Washing Siri's mouth out

I am embarrassed.

The parents and friends of my daughters' school softball team have been keeping up with games through GroupMe.

When I am at the games, I don't mind giving the updates. I have enjoyed and appreciated parents who give play by play when I am traveling.

Tuesday night it was 44 degrees and raining--a miserable night to be out. I was trying to keep my hands semi-warm and kept them covered as much as I could. My gloves with tips that are supposed to work on touch screens were not helpful.

I gave updates mostly through Siri. I would have to type some names. Catey always came out as Katie and Abby was Abbie.  Occasionally I would correct other words. "End of the fourth inning" would come out "In the fourth inning".

We were losing, albeit we had reduced a 5 run deficit to 2 run deficit, then the other team scored again in the top of the 7th. I was miserably cold. The last GroupMe update was in the last inning -- our last opportunity to tie or pull ahead.

I said "Alex popped up...for third out."

Siri understood "Alex f$%#ed ... for third out."

I did not check the update.

Did I say I was embarrassed? Parents laughed at my faux pas.

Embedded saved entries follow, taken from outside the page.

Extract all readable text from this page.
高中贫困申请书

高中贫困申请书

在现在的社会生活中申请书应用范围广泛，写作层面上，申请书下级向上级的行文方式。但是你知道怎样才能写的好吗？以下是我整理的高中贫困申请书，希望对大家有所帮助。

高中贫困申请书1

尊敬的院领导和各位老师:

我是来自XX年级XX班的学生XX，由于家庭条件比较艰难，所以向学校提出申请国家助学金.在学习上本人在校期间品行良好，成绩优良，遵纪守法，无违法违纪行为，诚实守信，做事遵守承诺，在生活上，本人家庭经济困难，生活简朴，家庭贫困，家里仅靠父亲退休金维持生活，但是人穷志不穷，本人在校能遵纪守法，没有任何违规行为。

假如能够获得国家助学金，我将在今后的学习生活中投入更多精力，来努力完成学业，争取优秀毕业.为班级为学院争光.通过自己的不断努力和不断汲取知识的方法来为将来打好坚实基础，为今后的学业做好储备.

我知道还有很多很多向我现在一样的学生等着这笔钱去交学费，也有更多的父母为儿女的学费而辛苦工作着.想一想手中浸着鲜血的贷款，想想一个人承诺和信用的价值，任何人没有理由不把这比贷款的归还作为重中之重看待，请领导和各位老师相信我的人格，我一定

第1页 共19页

After this mistake, I was determined to find out how to prevent Siri from typing explicit words.I am using Siri more and more to compose emails, text messages, and Twitter updates and find it very helpful--as my typing stinks.I needed to find a solution.

So here it is.

On the iPhone 5,

Go to Settings
Go to General
Go to Restrictions
Enable Restrictions
Move down to Allowed Content
Select Siri
Turn Explicit Language Off

Done.

I also found out that there are several words Siri will not auto correct:  abortion, abort, rape, bullet, ammo, drunken, drunkard, abduct, arouse, Aryan, murder, virginity, bigot, cuckold, deflower, homoerotic, marijuana, pornography, and prostitute, and suicide. While some of these words will not be auto corrected, Siri will learn. 

By the way, there are ways to change the settings for the the Droid voice and swipe features, too.